BITmarkets Team
May 30, 2023
In risposta alle sanzioni, la Russia intendeva lanciare una borsa nazionale di criptovalute sostenuta dal governo, ma secondo il funzionario della Duma di Stato Anatoly Aksakov, la nazione non ha più intenzione di lanciare una borsa nazionale di criptovalute regolamentata.
Invece di istituire una borsa di criptovalute unificata, la Russia sta ora lavorando per stabilire alcune regole per la creazione e la gestione di tali piattaforme, secondo le dichiarazioni di Aksakov. La Russia sta prendendo la strada della costruzione di più borse di criptovalute e della definizione di regolamenti per i processi correlati, come le transazioni transfrontaliere.
Aksakov sottolinea che l'iniziativa principale della nazione risiede nella regolamentazione e nella legalità. La banca centrale russa sarà probabilmente il principale organo di controllo per supervisionare gli scambi di criptovalute nazionali e le loro attività.

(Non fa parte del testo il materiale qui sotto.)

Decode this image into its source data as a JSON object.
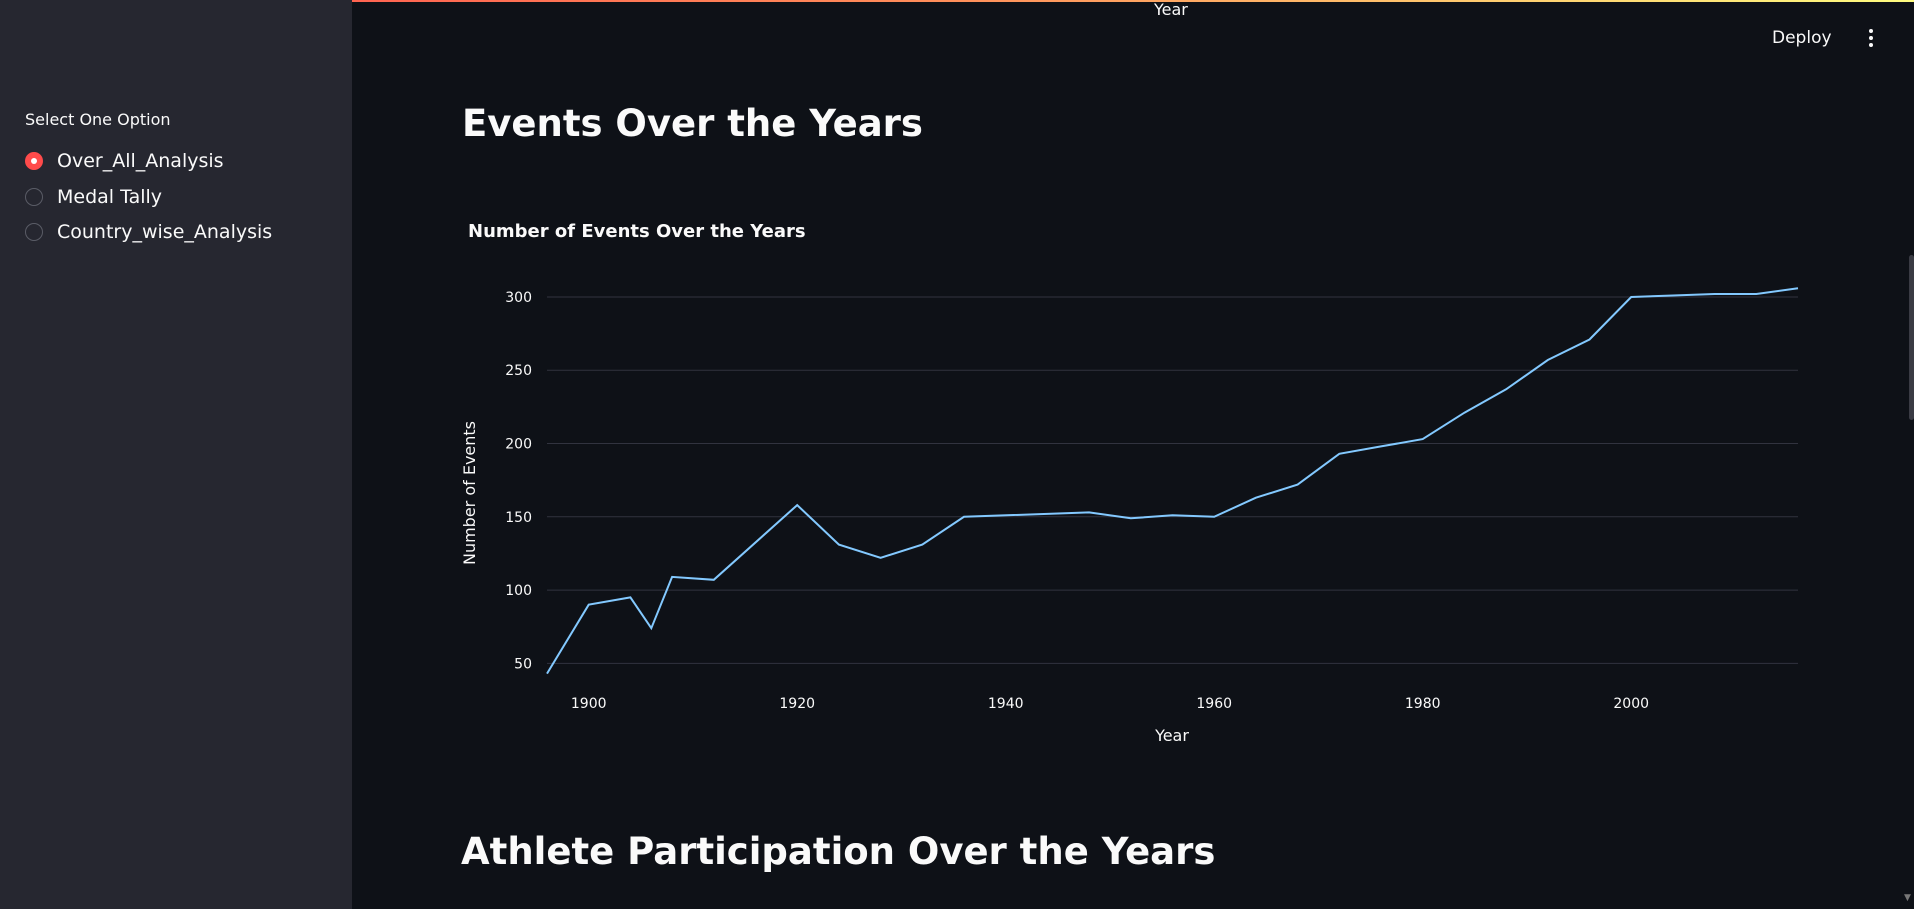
{
  "sidebar": {
    "radio_label": "Select One Option",
    "options": [
      {
        "label": "Over_All_Analysis",
        "checked": true
      },
      {
        "label": "Medal Tally",
        "checked": false
      },
      {
        "label": "Country_wise_Analysis",
        "checked": false
      }
    ]
  },
  "header": {
    "deploy_label": "Deploy",
    "menu_icon": "more-vertical-icon",
    "top_axis_label": "Year"
  },
  "main": {
    "section1_title": "Events Over the Years",
    "section2_title": "Athlete Participation Over the Years"
  },
  "colors": {
    "accent": "#ff4b4b",
    "line": "#83c9ff",
    "background": "#0e1117",
    "sidebar": "#262730"
  },
  "chart_data": {
    "type": "line",
    "title": "Number of Events Over the Years",
    "xlabel": "Year",
    "ylabel": "Number of Events",
    "xlim": [
      1896,
      2016
    ],
    "ylim": [
      40,
      330
    ],
    "xticks": [
      1900,
      1920,
      1940,
      1960,
      1980,
      2000
    ],
    "yticks": [
      50,
      100,
      150,
      200,
      250,
      300
    ],
    "grid": "horizontal",
    "series": [
      {
        "x": [
          1896,
          1900,
          1904,
          1906,
          1908,
          1912,
          1920,
          1924,
          1928,
          1932,
          1936,
          1948,
          1952,
          1956,
          1960,
          1964,
          1968,
          1972,
          1976,
          1980,
          1984,
          1988,
          1992,
          1996,
          2000,
          2004,
          2008,
          2012,
          2016
        ],
        "y": [
          43,
          90,
          95,
          74,
          109,
          107,
          158,
          131,
          122,
          131,
          150,
          153,
          149,
          151,
          150,
          163,
          172,
          193,
          198,
          203,
          221,
          237,
          257,
          271,
          300,
          301,
          302,
          302,
          306
        ]
      }
    ]
  }
}
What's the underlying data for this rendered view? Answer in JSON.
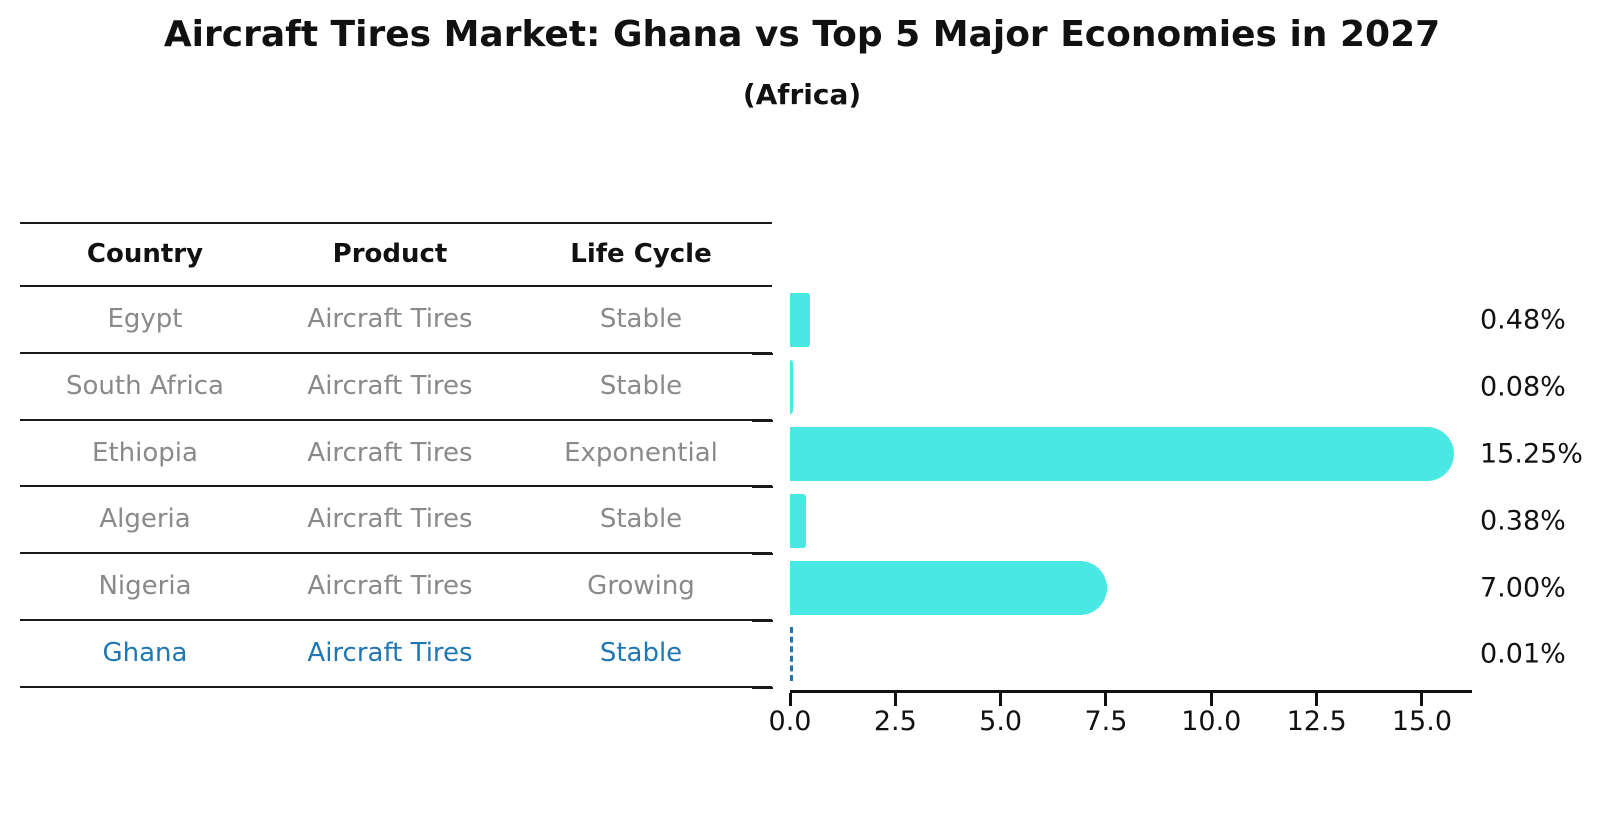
{
  "chart_data": {
    "type": "bar",
    "orientation": "horizontal",
    "title": "Aircraft Tires Market: Ghana vs Top 5 Major Economies in 2027",
    "subtitle": "(Africa)",
    "categories": [
      "Egypt",
      "South Africa",
      "Ethiopia",
      "Algeria",
      "Nigeria",
      "Ghana"
    ],
    "values": [
      0.48,
      0.08,
      15.25,
      0.38,
      7.0,
      0.01
    ],
    "value_labels": [
      "0.48%",
      "0.08%",
      "15.25%",
      "0.38%",
      "7.00%",
      "0.01%"
    ],
    "x_ticks": [
      "0.0",
      "2.5",
      "5.0",
      "7.5",
      "10.0",
      "12.5",
      "15.0"
    ],
    "xlim": [
      0,
      16.2
    ],
    "grid": false,
    "legend": "none",
    "bar_color": "#4AE8E2",
    "highlight_color": "#1f77b4",
    "highlight_index": 5,
    "axis_color": "#111111",
    "table": {
      "headers": [
        "Country",
        "Product",
        "Life Cycle"
      ],
      "rows": [
        {
          "country": "Egypt",
          "product": "Aircraft Tires",
          "life_cycle": "Stable",
          "highlighted": false
        },
        {
          "country": "South Africa",
          "product": "Aircraft Tires",
          "life_cycle": "Stable",
          "highlighted": false
        },
        {
          "country": "Ethiopia",
          "product": "Aircraft Tires",
          "life_cycle": "Exponential",
          "highlighted": false
        },
        {
          "country": "Algeria",
          "product": "Aircraft Tires",
          "life_cycle": "Stable",
          "highlighted": false
        },
        {
          "country": "Nigeria",
          "product": "Aircraft Tires",
          "life_cycle": "Growing",
          "highlighted": false
        },
        {
          "country": "Ghana",
          "product": "Aircraft Tires",
          "life_cycle": "Stable",
          "highlighted": true
        }
      ]
    }
  }
}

Secondo Aksakov, gli scambi di criptovalute russi consentiranno alle aziende locali di essere immuni da sanzioni, e questo probabilmente scatenerà restrizioni globali contro queste piattaforme. La Russia è stata colpita da sanzioni guidate dall'Unione Europea, dagli Stati Uniti e dai loro alleati in risposta all'infame invasione dell'Ucraina.